Na sua reclamação, concluem:
'a) Os reclamantes deduziram um incidente de suspeição;
b) Articularam factos e juntaram provas (certidões judiciais) de que por actos praticados pelo Exmo Magistrado Judicial suspeito, o processo não era equitativo;
c) Requereram, ainda, a aplicação directa do art. 20º n.º 4 da Const. Rep. Portuguesa por considerarem que o art. 127º do Cód. Proc. Civil não garante, em absoluto, os princípios da equidade e da imparcialidade;
d) Segundo os reclamantes, o art. 127º do Cod. Proc. Civil ao tipificar os casos de suspeição afasta todos os outros que não se conformam com essa tipicidade.

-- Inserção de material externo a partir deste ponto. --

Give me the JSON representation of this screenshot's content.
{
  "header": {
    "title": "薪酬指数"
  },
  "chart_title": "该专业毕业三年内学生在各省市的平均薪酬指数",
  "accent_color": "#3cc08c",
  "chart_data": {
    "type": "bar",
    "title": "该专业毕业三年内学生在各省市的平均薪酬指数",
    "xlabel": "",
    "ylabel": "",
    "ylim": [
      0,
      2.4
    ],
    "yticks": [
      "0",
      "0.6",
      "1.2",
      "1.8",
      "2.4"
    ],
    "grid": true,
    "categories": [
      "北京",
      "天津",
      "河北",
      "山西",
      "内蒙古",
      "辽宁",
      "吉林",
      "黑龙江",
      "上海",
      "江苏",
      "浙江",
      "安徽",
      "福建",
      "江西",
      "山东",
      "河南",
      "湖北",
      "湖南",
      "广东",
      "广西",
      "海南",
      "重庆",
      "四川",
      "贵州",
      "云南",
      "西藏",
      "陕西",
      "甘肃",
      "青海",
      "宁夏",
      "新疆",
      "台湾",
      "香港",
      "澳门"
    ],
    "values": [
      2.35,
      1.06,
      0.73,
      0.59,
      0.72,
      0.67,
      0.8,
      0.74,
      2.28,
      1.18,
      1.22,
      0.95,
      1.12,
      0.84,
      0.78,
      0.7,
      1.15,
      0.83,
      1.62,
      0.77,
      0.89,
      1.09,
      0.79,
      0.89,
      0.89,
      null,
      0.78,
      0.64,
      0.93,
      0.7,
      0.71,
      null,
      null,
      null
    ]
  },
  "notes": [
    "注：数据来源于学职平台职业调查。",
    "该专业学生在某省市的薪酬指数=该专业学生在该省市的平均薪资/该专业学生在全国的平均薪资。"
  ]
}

e) Os reclamantes não foram condenados como litigantes de má fé;
f) Por decaimento no incidente interpuseram os reclamantes recurso para o Tribunal Constitucional;
g) Os casos de suspeição de um Magistrado Judicial não podem estar dependentes do conhecimento pelos oponentes do facto que a montante influenciou a(s) decisão(ões) suspeita(s);
h) A falta de imparcialidade tem que ser, objectivamente, inferida de factos praticados pelo mesmo Magistrado Judicial e sustentada por provas;
i) O caso de suspeição suscitado pelos reclamantes não se enquadra nos tipos do art. 127º do Cód. Proc. Civil, motivo pelo qual se deveria ter aplicado, directamente, o disposto no art. 20º n.º 4 da Constituição, interpretado à luz do art. 10º da Declaração Universal dos Direitos do Homem;
j) O Venerando despacho reclamado, como todo o respeito que é muito, enferma de erro;
k) Em resultado desse erro foram os reclamantes vencidos, imediatamente, quanto à questão da suspeição;
l) E, mediatamente, quanto à problemática da inconstitucionalidade do art. 127º do Cód. Proc. Civil;
m) Fazendo, ainda, o dito despacho tábua rasa do art. 20º da Constituição.'
Pedem, a final, o deferimento da reclamação.
O Ex.mo Magistrado do Ministério Público junto deste Tribunal pronunciou-se no sentido do indeferimento da reclamação, com o fundamento de não ter sido previamente suscitada pelos reclamantes qualquer questão de inconstitucionalidade normativa.
Cumpre decidir.
2 - Resulta dos autos, com interesse para a decisão da presente reclamação:
- Os ora reclamantes deduziram incidente de suspeição da Juíza do
---º Juízo Cível de -----------, C., pela sua intervenção na acção ordinária n.º
------/03 que movem contra a D.;
- Como fundamento do seu pedido, enumeraram uma série de decisões da referida Juíza que, segundo eles, os colocavam 'numa clara inferioridade face à D.', dizendo ainda que a igualdade armas lhes fora ilegitimamente negada;
- No pedido de suspeição, os ora reclamantes concluiram:
'60 - Determina o art. 18º da Constituição da República Portuguesa que os preceitos constitucionais respeitantes a direitos liberdades e garantias são directamente aplicáveis e vinculam entidades públicas e privadas.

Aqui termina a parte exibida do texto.